Tidak bagi kami. Terutama bagi aku, ini sama saja seperti mendekatkan diri ke ujung jurang. Berlebihan?Bisa saja kalian menganggap ini berlebihan, tapi bagiku ini bukan masalah sepele.Aku memang bisa bertahan tidak makan selama beberapa lagipula aku sudah menghabiskan dua kotak sereal tadi pagi.Namun tidak bagi Daniel, dia sedikit punya masalah dengan perutnya.Jadi, dia harus makan teratur kalau tidak, dia bisa saja pingsan dan harus dirawat selama beberapa hari di rumah sakit.

Apa hubungannya Daniel yang lupa membawa bekal dengan aku? Yah, jika dilihat-lihat tidak ada hubungan langsung.  Singkatnya begini, Daniel tidak membawa bekal sama saja dengan Daniel harus membeli makan, dan tempat membeli makan adalah di kantin. Aku yakin kalian semua pasti tahu, kantin sekolah adalah miniatur kecil dari kesenjangan sosial yang ada di masyarakat. Walaupun bukan itu yang aku bahas, melainkan keramaian yang ada di sana. Keramaian adalah pantangan bagi kami kaum zombie, kecuali kalau kamu sedang berkumpul ramai dengan saudara sesame zombie.Itu tidak masalah.
Aku yakin Daniel bisa menatap pandangan tidak mengenakkan dari mataku.Dari seumur pertemanan kita, kamu harus memilih hari ini untuk kelupaan membawa bekal. Daniel!
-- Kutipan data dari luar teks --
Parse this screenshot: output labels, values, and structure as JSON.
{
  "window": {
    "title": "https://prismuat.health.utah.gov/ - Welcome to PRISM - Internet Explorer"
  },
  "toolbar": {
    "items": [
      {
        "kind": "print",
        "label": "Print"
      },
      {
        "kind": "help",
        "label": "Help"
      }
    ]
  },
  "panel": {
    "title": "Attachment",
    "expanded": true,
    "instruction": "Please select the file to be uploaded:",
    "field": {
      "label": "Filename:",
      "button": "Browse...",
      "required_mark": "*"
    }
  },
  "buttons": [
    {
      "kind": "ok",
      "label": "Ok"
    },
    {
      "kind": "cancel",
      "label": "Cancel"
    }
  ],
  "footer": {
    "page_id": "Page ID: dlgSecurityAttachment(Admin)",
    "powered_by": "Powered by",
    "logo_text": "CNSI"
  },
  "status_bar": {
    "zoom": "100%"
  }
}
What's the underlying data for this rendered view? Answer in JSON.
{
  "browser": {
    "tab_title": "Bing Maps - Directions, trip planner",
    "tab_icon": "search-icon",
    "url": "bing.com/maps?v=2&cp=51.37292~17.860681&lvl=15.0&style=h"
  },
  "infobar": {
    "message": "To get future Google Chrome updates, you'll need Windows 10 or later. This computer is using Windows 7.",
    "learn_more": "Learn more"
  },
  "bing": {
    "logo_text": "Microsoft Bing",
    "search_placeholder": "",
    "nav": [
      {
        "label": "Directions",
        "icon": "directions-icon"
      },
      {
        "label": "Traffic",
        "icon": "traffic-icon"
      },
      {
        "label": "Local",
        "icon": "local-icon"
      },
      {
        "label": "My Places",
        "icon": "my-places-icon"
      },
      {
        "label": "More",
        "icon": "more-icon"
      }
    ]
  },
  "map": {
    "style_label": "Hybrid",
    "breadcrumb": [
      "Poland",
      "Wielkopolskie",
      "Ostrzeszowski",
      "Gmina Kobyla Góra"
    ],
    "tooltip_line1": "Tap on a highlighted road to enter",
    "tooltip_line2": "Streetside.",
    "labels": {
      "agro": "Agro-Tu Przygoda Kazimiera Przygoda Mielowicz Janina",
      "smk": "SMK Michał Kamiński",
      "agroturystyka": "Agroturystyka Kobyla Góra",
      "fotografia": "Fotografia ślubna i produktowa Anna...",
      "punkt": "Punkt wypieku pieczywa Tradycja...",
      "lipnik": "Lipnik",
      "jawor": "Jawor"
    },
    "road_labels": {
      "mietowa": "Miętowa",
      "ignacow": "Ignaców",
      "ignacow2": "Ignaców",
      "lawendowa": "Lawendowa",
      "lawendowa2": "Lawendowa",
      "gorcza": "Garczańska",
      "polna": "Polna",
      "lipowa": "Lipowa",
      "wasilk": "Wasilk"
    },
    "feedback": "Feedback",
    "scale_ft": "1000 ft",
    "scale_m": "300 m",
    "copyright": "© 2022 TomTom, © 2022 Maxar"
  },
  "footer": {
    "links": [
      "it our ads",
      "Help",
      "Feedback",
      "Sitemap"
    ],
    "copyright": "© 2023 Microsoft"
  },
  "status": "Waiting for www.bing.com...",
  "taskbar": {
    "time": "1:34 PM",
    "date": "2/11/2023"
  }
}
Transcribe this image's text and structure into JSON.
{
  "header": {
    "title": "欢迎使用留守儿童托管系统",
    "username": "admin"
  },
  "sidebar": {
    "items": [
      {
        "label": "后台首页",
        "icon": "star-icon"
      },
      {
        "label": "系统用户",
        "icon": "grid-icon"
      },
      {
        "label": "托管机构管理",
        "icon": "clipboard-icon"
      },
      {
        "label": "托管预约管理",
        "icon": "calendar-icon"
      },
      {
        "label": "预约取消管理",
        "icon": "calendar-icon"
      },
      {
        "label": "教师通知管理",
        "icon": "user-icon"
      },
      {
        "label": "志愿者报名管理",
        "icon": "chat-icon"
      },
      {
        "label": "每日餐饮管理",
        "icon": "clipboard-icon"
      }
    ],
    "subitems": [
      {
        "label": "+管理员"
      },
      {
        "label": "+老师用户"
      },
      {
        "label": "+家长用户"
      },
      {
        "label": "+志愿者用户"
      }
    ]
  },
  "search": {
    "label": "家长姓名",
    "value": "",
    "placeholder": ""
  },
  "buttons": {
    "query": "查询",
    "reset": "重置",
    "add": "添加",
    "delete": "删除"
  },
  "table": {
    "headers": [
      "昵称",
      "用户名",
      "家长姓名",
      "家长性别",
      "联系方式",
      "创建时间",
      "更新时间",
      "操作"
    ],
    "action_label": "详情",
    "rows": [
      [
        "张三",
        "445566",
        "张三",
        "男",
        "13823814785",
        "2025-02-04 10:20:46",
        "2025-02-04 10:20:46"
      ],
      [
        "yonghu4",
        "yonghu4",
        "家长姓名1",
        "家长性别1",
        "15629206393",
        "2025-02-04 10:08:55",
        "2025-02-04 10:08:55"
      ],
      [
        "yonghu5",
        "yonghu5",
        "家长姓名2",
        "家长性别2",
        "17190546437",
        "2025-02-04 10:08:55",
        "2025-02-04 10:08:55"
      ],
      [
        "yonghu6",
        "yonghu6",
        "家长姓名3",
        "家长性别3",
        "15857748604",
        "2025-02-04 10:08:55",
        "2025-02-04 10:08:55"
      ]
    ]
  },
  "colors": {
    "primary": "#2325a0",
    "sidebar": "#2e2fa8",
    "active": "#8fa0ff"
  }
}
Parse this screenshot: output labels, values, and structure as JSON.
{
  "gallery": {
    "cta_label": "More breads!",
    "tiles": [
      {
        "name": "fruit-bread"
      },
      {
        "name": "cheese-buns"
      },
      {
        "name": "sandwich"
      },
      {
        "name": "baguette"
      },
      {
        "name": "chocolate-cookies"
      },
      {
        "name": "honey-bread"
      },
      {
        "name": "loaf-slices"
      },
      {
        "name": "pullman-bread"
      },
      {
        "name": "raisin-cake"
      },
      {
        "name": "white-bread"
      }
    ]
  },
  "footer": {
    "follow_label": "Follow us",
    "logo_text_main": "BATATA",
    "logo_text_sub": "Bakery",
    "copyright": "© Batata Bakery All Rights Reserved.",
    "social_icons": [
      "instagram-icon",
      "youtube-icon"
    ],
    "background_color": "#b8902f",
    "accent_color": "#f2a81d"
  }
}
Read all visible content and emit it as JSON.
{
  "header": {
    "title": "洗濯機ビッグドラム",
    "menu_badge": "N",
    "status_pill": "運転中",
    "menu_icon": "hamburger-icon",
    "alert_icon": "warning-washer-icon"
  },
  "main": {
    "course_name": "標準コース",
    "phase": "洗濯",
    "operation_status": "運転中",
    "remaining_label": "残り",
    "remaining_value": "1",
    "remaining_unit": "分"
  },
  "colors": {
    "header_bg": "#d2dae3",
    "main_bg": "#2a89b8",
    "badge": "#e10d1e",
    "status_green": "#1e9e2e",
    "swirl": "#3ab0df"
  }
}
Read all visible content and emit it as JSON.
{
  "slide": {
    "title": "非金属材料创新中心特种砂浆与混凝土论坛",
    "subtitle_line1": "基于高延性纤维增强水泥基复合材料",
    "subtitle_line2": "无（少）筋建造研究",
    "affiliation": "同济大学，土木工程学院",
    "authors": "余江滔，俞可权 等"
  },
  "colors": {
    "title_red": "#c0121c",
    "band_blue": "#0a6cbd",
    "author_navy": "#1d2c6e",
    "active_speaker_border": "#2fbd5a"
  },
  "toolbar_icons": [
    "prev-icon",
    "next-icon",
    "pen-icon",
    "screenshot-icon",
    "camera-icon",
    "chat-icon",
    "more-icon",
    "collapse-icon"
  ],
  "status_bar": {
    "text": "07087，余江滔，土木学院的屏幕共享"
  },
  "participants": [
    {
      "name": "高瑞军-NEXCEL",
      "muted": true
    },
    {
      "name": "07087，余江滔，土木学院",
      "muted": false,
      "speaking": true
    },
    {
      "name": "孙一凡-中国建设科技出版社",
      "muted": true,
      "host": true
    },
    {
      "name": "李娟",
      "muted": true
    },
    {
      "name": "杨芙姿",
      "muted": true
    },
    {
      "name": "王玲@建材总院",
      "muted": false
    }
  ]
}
Ini hari pertama sekolah.Begitu arti tatapan mataku.

Daniel memonyongkan bibirnya sedikit, aku tidak melanjutkan lagi ‘pesan’ mataku.Pilihannya adalah Daniel pergi ke kantin sendirian, yang aku yakin sekali dia tidak mau.Atau aku berusaha menjadi invisible boy, dan berusaha menghilang dari radar semua orang.

Aku membalikkan badan, mendorong pintu dan keluar dari kamar mandi dengan langkah gontai.Daniel bergegas mengejarku.

“Aku berani pergi sendirian.” bisik Daniel setelah menjajariku.

Aku menoleh sambil tersenyum.

“Tidak apa Daniel, selama puluhan tahun aku berhasil selamat dari sekolah menengah. Dan kali ini pun pasti tidak akan jauh berbeda. Satu kali ke kantin tentu tidak akan menyakitkan.”Aku berusaha menyemangati Daniel, atau sebenarnya aku sedang menyemangati diriku sendiri.Semoga saja kawanan manusia serigala itu tidak sedang berada di kantin.

Tepat di ujung pertigaan koridor, sepasang pintu senada pintu aula menanti.Jendela bundar dari kaca menghias di masing-masing pintu.Sepertinya tidak banyak orang yang sedang berada di kantin.Aku tidak melihat keramaian, atau mungkin jarakku masih terlalu jauh untuk bisa melihat ke bagian dalam.
Daniel mempercepat langkah, aku rasa dia sudah tidak tahan lagi.Dia mendorong pelan pintu kantin sebelah kanan.Aku melirik dari celah pintu yang dibuka Daniel. Benar saja, kantin ini adalah medan yang penuh ranjau bagiku. Meski besar, tapi sangat-sangat ramai. Entah kemana masa-masa dimana semua orang lebih memilih makan di taman, di meja dan bangku kayu di bawah pohon.

Aku termangu sementara Daniel bergegas menuju antrian. Lebih cepat dia mengantri, akan lebih baik. Namun menunggu di sini bukan ide yang bagus, dan di antara tiga pintu masuk menuju kantin, kenapa Tim dan kawan-kawannya harus memilih pintu yang sama.

“Selamat berjumpa lagi, bocah!” ucap Tim pelan sambil mencengkeram bahuku dari belakang.